Non c'è giorno che qualcuno venga colto con le mani nel sacco. La cosiddetta Tangentopoli è diventata una telenovela disgustosa e financo ridicola. Magistrati e politici sono roba da voltastomaco. Ricattati e ricattabili. È mafia ovunque. Ma il popolo bue beve, a garganella. Si è fatto in modo che apparisse un Paese spaccato in due: centrodestra contro centrosinistra. Niente di più falso e fasullo. Sono tutti uguali. Oggi come cinque, dieci, venti, quaranta anni fa. Si governa, sempre e comunque, con la vecchia logica democristiana. Doroteismo e moroteismo la fanno da padroni. Non esiste una opposizione. È un paese di pentiti, riciclati, indagati, affaristi, leccapiedi.

Mai come in questo momento c'è bisogno di gente come noi. Presunzione? Utopia? No di certo. È consapevolezza dell'insostituibile ruolo che possiamo e dobbiamo svolgere. Perché, come dice il nostro direttore, «non vogliamo più rassegnarci alla continua umiliazione di sentirci derisi e disprezzati». Dobbiamo dare un potente cazzotto nello stomaco a un popolo che deve pur ritrovare sé stesso. Molti anni fa Berto Ricci scriveva su "L'Universale": «C'è in Italia un po' di gente, e cominciano oramai a conoscersi e contarsi, che non si sente nata a fare da fedelissimo interprete a nessuno; che saggia, sonda, sposta la visuale, rasenta talvolta l'eresia; che parla un linguaggio proprio e ha proprie e ben riconoscibili idee; che considera il presente unicamente in funzione del futuro; che ha buone gambe e una tremenda voglia di cambiare». Anche oggi un po' di questa gente esiste, grazie a Dio.

Qualcuno si riconosce sulla rivista su cui scriviamo, altri ancora si trovano altrove.
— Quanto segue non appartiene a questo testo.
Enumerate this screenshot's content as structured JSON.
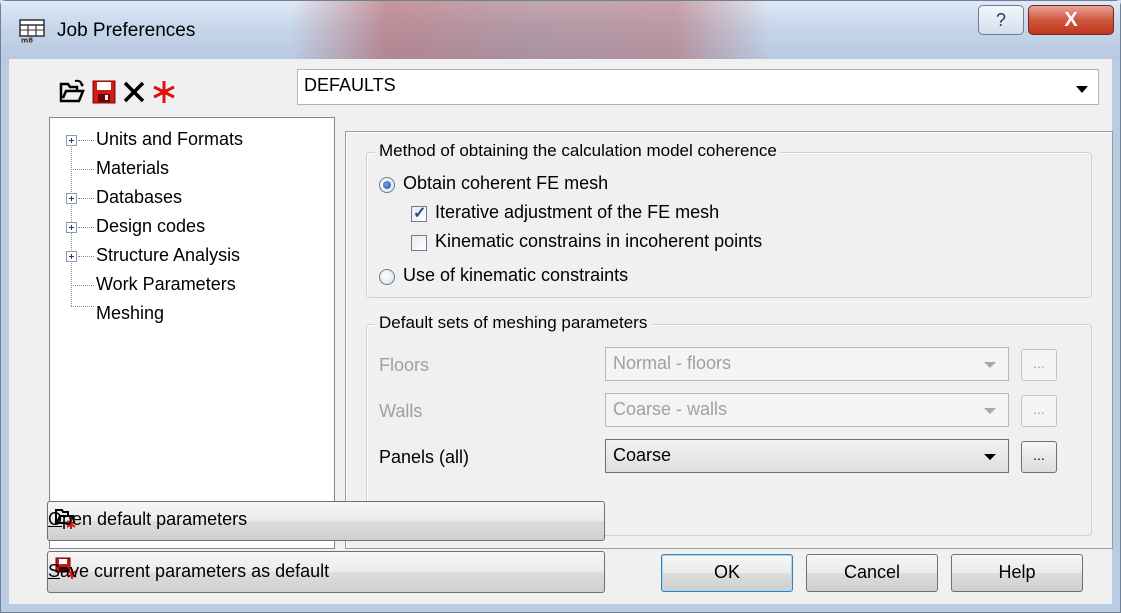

Poco importa. Ma ci siamo. Legati saldamente alle nostre radici e alla nostra memoria storica. Fedeli custodi di un patrimonio culturale e sociale inestimabile che deve diventare lo strumento essenziale per la nostra battaglia. Anche e soprattutto di questo si dovrà discutere a novembre a Lido di Camaiore. Come di tante altre cose. Perché questa Italia, che la si riscopre soltanto perché un Bossi qualsiasi va in barca sul Po, ha tremendamente bisogno di noi. Sempre su "L'Universale" Gioacchino Nicoletti scriveva: «Abbiamo contratto un impegno: lo manterremo. È l'impegno di non retrocedere, di non mollare, di non tradire [...] Di dare infine tutti noi stessi alla causa. Siamo forse degli allucinati? Certamente no perché ci sostiene la fiducia in una giustizia immanente nella storia e sappiamo che un popolo come il nostro non può andare facilmente per le terre [...] Vinceremo questa guerra subdola, economica e finanziaria».

Questo popolo oggi è purtroppo «per le terre». Perché gli hanno tolto tutto. Lo hanno reso servo e bue, umiliato e deriso. A noi l'insostituibile compito di ridargli coraggio, valori e certezze.

«Dobbiamo riuscire a far sì che gli umori delle genti volgano in passioni». È proprio così, Antonio. Ed anche con questo imperativo arrivederci a novembre a Lido di Camaiore. Per discutere, dibattere, confrontarsi, e se necessario scontrarsi. Come è nel nostro irrequieto e sanguigno carattere. Ma nella consapevolezza, e già lo so perché siamo fatti così, che da lì ripartiremo per continuare insieme quel cammino che tanto tempo fa abbiamo iniziato.